The authors stress that brown bears have the lowest reproductive rates of any large mammal in North America and are particularly susceptible to overharvest, and that the Alaskan government is the only wildlife-managing entity in the world whose goal is to reduce bear abundance.
"There are some places in Alberta, Canada, where wolves are being managed to reduce their abundance in the hope of keeping very small populations of woodland caribou from going extinct," Miller said. "This is different because the objective of that management is a conservation objective and not an objective of middle-class people putting more wrapped packages of moose meat in their freezers."
State and federal priorities for "subsistence hunting" are also somewhat problematic but only where they allow for harvests that aren't really of a subsistence nature, the authors say.
"It is also worth noting that subsistence hunting occurs in most Alaska national parks and monuments as mandated by the 1980 Alaska National Interest Lands Conservation Act, known as ANILCA," Miller said. "The act also mandates that Alaska national preserves are open to hunting and doesn't have a restriction on it being limited to subsistence hunting."
Many of the preserves are adjacent to national parks and both the parks and preserves were created by ANILCA. But with the loosening of hunting regulations for large carnivores in Alaska, the same more-lax regulations largely apply to the preserves as well, meaning predator control is occurring there too.

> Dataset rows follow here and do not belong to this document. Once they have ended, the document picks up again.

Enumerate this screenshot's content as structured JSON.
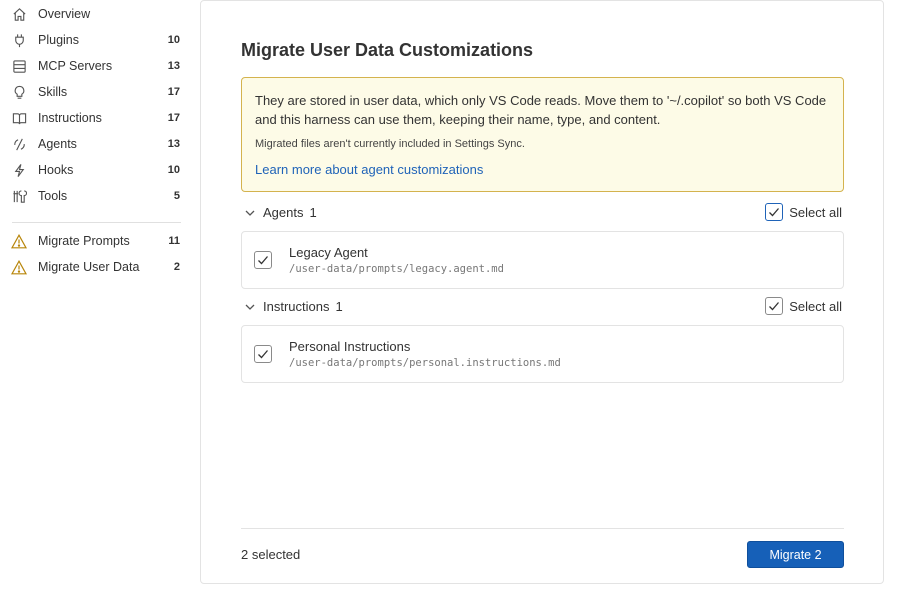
{
  "sidebar": {
    "items": [
      {
        "label": "Overview",
        "count": "",
        "icon": "home-icon"
      },
      {
        "label": "Plugins",
        "count": "10",
        "icon": "plug-icon"
      },
      {
        "label": "MCP Servers",
        "count": "13",
        "icon": "server-icon"
      },
      {
        "label": "Skills",
        "count": "17",
        "icon": "lightbulb-icon"
      },
      {
        "label": "Instructions",
        "count": "17",
        "icon": "book-icon"
      },
      {
        "label": "Agents",
        "count": "13",
        "icon": "agent-icon"
      },
      {
        "label": "Hooks",
        "count": "10",
        "icon": "lightning-icon"
      },
      {
        "label": "Tools",
        "count": "5",
        "icon": "tools-icon"
      }
    ],
    "migrate_items": [
      {
        "label": "Migrate Prompts",
        "count": "11",
        "icon": "warning-icon"
      },
      {
        "label": "Migrate User Data",
        "count": "2",
        "icon": "warning-icon"
      }
    ]
  },
  "main": {
    "title": "Migrate User Data Customizations",
    "notice": {
      "text": "They are stored in user data, which only VS Code reads. Move them to '~/.copilot' so both VS Code and this harness can use them, keeping their name, type, and content.",
      "subtext": "Migrated files aren't currently included in Settings Sync.",
      "link": "Learn more about agent customizations"
    },
    "groups": [
      {
        "name": "Agents",
        "count": "1",
        "select_all": "Select all",
        "items": [
          {
            "name": "Legacy Agent",
            "path": "/user-data/prompts/legacy.agent.md"
          }
        ]
      },
      {
        "name": "Instructions",
        "count": "1",
        "select_all": "Select all",
        "items": [
          {
            "name": "Personal Instructions",
            "path": "/user-data/prompts/personal.instructions.md"
          }
        ]
      }
    ],
    "footer": {
      "status": "2 selected",
      "button": "Migrate 2"
    }
  },
  "colors": {
    "accent": "#1660b8",
    "link": "#1f63b8",
    "notice_bg": "#fdfbe7",
    "notice_border": "#d4b34e",
    "warning": "#b8860b"
  }
}
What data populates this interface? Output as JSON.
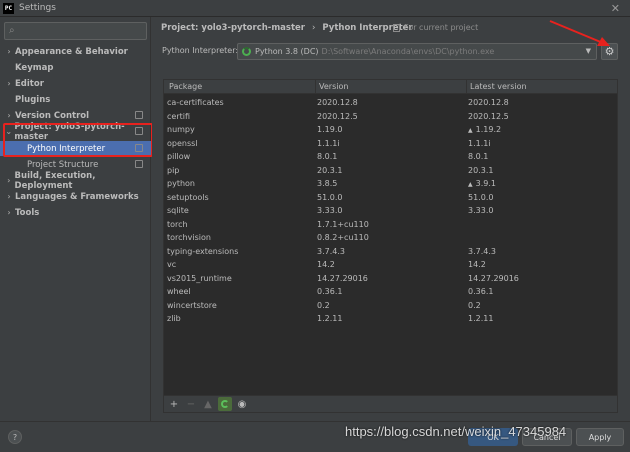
{
  "window": {
    "title": "Settings",
    "logo_text": "PC"
  },
  "sidebar": {
    "items": [
      {
        "label": "Appearance & Behavior",
        "expandable": true
      },
      {
        "label": "Keymap",
        "expandable": false
      },
      {
        "label": "Editor",
        "expandable": true
      },
      {
        "label": "Plugins",
        "expandable": false
      },
      {
        "label": "Version Control",
        "expandable": true
      },
      {
        "label": "Project: yolo3-pytorch-master",
        "expandable": true,
        "expanded": true
      },
      {
        "label": "Python Interpreter",
        "sub": true,
        "selected": true
      },
      {
        "label": "Project Structure",
        "sub": true
      },
      {
        "label": "Build, Execution, Deployment",
        "expandable": true
      },
      {
        "label": "Languages & Frameworks",
        "expandable": true
      },
      {
        "label": "Tools",
        "expandable": true
      }
    ]
  },
  "header": {
    "breadcrumb_project": "Project: yolo3-pytorch-master",
    "breadcrumb_separator": "›",
    "breadcrumb_current": "Python Interpreter",
    "scope": "For current project"
  },
  "interpreter": {
    "label": "Python Interpreter:",
    "name": "Python 3.8 (DC)",
    "path": "D:\\Software\\Anaconda\\envs\\DC\\python.exe"
  },
  "table": {
    "columns": [
      "Package",
      "Version",
      "Latest version"
    ],
    "rows": [
      {
        "package": "ca-certificates",
        "version": "2020.12.8",
        "latest": "2020.12.8",
        "upgrade": false
      },
      {
        "package": "certifi",
        "version": "2020.12.5",
        "latest": "2020.12.5",
        "upgrade": false
      },
      {
        "package": "numpy",
        "version": "1.19.0",
        "latest": "1.19.2",
        "upgrade": true
      },
      {
        "package": "openssl",
        "version": "1.1.1i",
        "latest": "1.1.1i",
        "upgrade": false
      },
      {
        "package": "pillow",
        "version": "8.0.1",
        "latest": "8.0.1",
        "upgrade": false
      },
      {
        "package": "pip",
        "version": "20.3.1",
        "latest": "20.3.1",
        "upgrade": false
      },
      {
        "package": "python",
        "version": "3.8.5",
        "latest": "3.9.1",
        "upgrade": true
      },
      {
        "package": "setuptools",
        "version": "51.0.0",
        "latest": "51.0.0",
        "upgrade": false
      },
      {
        "package": "sqlite",
        "version": "3.33.0",
        "latest": "3.33.0",
        "upgrade": false
      },
      {
        "package": "torch",
        "version": "1.7.1+cu110",
        "latest": "",
        "upgrade": false
      },
      {
        "package": "torchvision",
        "version": "0.8.2+cu110",
        "latest": "",
        "upgrade": false
      },
      {
        "package": "typing-extensions",
        "version": "3.7.4.3",
        "latest": "3.7.4.3",
        "upgrade": false
      },
      {
        "package": "vc",
        "version": "14.2",
        "latest": "14.2",
        "upgrade": false
      },
      {
        "package": "vs2015_runtime",
        "version": "14.27.29016",
        "latest": "14.27.29016",
        "upgrade": false
      },
      {
        "package": "wheel",
        "version": "0.36.1",
        "latest": "0.36.1",
        "upgrade": false
      },
      {
        "package": "wincertstore",
        "version": "0.2",
        "latest": "0.2",
        "upgrade": false
      },
      {
        "package": "zlib",
        "version": "1.2.11",
        "latest": "1.2.11",
        "upgrade": false
      }
    ]
  },
  "toolbar": {
    "add": "+",
    "remove": "−",
    "upgrade": "▲",
    "show_early": "👁"
  },
  "footer": {
    "help": "?",
    "ok": "OK",
    "cancel": "Cancel",
    "apply": "Apply"
  },
  "watermark": "https://blog.csdn.net/weixin_47345984",
  "colors": {
    "selection": "#4b6eaf",
    "highlight_box": "#e8221e",
    "annotation_arrow": "#e8221e"
  }
}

"Science-based management of large carnivores in most of Alaska will require the political will and wisdom to repeal Alaska's Intensive Management Law," the paper states. "Alternatively or additionally, it will require professional wildlife managers to resist adoption of predator reduction regulations that are not conducted as experiments and/or do not include adequate monitoring programs of both carnivores and ungulates."
Co-authoring the paper with Ripple and Miller were John Schoen, who is retired from the Alaska Department of Fish and Game, and Sanford Rabinowitch, who is retired from the National Park Service.
Additional information on trends in brown bear hunting regulations and harvests in Alaska is available in a 2017 paper by some of the same authors as the PLOS Biology article.